14:00~14:15 [講演05]

日本生態学会東北地区会一般講演

「岩手県内におけるマスティング周期のパターン(予報)―ミズナラの林分間比較および数種の樹種間比較―」

本間 千夏(秋田県大・院・生物資源)・野口 麻穂子(森林総研東北)・正木 隆・八木橋 勉・柴田 銃江(森林総研)・星崎 和彦(秋田県大・生物資源)

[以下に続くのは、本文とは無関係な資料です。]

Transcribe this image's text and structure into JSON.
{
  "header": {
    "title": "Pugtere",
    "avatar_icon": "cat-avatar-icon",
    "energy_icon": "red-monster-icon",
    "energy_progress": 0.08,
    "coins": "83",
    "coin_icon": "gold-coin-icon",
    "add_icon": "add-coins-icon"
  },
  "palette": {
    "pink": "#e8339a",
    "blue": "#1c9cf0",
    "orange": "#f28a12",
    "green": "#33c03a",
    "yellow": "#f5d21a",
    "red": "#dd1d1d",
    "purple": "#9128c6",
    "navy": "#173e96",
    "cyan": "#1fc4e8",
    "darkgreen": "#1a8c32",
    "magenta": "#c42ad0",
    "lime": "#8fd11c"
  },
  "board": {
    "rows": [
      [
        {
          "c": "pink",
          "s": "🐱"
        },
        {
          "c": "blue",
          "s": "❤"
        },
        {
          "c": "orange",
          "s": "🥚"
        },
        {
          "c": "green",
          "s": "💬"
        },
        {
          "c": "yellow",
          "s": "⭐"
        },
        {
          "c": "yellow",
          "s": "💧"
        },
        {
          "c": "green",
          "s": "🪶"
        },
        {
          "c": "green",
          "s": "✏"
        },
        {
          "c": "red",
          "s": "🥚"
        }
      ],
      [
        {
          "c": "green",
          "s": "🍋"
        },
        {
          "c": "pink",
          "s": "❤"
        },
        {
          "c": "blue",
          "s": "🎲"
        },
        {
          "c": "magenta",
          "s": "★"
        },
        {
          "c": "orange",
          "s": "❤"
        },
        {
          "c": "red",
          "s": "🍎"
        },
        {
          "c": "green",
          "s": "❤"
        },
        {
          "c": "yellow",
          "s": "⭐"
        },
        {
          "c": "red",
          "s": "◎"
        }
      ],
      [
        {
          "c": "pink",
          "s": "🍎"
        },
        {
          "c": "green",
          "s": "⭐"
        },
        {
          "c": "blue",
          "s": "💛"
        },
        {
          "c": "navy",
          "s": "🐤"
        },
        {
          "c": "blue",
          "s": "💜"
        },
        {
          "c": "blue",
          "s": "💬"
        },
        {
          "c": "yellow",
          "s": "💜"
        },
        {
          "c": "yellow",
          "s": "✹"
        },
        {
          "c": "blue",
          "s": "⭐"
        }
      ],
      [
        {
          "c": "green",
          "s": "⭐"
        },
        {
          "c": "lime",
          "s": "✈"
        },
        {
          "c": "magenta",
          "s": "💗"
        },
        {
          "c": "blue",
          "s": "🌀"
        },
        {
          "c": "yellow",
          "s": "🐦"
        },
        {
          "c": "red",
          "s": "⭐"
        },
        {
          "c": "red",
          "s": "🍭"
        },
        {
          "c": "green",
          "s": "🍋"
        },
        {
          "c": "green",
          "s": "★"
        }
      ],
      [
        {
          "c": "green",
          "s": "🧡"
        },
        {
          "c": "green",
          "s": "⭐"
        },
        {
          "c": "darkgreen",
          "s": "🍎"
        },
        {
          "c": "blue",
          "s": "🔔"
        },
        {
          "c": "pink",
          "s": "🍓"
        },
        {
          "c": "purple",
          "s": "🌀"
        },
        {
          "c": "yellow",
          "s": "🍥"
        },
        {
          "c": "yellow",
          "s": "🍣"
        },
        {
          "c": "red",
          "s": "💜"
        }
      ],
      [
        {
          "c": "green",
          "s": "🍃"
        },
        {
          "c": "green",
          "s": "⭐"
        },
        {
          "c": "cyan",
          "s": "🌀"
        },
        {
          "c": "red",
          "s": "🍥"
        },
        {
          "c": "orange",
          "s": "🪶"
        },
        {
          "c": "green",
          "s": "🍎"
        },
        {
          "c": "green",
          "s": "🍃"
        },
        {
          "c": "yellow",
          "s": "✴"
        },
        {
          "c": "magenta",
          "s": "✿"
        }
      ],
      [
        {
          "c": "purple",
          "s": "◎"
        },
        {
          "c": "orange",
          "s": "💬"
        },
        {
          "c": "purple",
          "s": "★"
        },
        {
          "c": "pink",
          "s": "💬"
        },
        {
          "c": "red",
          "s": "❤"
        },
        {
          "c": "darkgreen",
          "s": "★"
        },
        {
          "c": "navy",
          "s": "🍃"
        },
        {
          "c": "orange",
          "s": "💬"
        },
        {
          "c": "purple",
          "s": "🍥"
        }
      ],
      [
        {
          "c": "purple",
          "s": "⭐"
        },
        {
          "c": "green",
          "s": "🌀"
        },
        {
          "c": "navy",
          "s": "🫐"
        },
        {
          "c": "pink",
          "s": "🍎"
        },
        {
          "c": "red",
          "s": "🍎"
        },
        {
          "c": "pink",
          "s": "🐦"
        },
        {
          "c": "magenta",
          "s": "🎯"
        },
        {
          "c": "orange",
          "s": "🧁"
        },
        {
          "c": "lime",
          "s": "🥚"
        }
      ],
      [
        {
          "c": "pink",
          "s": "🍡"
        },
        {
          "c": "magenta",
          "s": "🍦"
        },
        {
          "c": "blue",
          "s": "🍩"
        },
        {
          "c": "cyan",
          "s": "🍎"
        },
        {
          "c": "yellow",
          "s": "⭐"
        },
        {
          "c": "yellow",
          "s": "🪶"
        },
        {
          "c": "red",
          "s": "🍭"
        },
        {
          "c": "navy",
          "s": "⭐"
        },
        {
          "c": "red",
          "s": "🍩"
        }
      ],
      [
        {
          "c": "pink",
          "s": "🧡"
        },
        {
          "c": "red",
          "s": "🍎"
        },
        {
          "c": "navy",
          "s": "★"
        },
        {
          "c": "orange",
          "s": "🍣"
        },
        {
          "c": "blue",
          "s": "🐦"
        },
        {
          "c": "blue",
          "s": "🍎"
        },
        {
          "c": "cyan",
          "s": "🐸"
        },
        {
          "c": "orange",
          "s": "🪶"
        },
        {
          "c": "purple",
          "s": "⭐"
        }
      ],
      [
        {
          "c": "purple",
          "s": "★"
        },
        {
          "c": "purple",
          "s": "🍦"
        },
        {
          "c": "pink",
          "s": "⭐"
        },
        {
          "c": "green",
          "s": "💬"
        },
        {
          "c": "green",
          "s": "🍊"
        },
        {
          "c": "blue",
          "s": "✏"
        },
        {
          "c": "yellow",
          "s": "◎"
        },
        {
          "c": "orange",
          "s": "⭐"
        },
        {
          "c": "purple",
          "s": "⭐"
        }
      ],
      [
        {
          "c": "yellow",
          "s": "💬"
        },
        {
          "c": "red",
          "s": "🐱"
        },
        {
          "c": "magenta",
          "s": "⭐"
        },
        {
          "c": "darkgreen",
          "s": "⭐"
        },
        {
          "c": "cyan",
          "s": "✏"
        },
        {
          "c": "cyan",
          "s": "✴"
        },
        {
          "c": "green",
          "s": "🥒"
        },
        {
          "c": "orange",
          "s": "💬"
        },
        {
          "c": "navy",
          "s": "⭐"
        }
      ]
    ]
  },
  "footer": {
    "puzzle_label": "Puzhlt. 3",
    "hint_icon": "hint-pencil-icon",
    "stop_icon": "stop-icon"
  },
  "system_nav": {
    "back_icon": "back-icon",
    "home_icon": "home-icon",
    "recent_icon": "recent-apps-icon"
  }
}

樹木のマスティングに関わる研究はブナ科に着目したものが多く存在している。最近、岩手県北上山地の中居村調査地では、ミズナラの豊作年の周期が短縮傾向にあることが報告されており、その周期の変化を駆動しているのは気温であることが示唆されている(Shibata et al. 2020)。気温によって周期が変わるのであれば、気温の異なる場所では全く異なるパターンを示すと考えられる。従って、本研究では、同じ岩手県内で気候条件が異なる北上山地北部の中居村調査地と県南奥羽山系のカヌマ沢渓畔林試験地の2つの林分を対象として、林分間のミズナラのマスティング周期を比較し、また、カヌマ沢におけるマスティング周期の変化の種間比較を行うことを目的とした。

本研究では、両試験地における1990~2017年までの健全種子のデータを使用した。中居村はミズナラ林、カヌマ沢は多種混交林であり、両試験地においてミズナラを、カヌマ沢では種間比較のためにブナ、トチノキなどの主要樹種を対象とした。

ミズナラは、カヌマ沢では1990年代は2年周期だったが、2000年代には周期性は見られなくなった。一方、中居村では1990年代は周期性がみられなかったが、2000年代は2年周期が検出された。樹種間比較では、ミズナラのように周期性が失われる種がいた一方で、サワグルミでは対象期間全体で3年周期が継続していた。また、トチノキは、1990年代においてはマスティングの特徴を示さなかったが、2000年以降では周期性が認められるようになった。以上より、マスティング周期の変化は、同じ県内でも気候条件の異なる場所ではパターンが異なり、また、同じ林分内でも種によって異なるパターンを示すことが示唆された。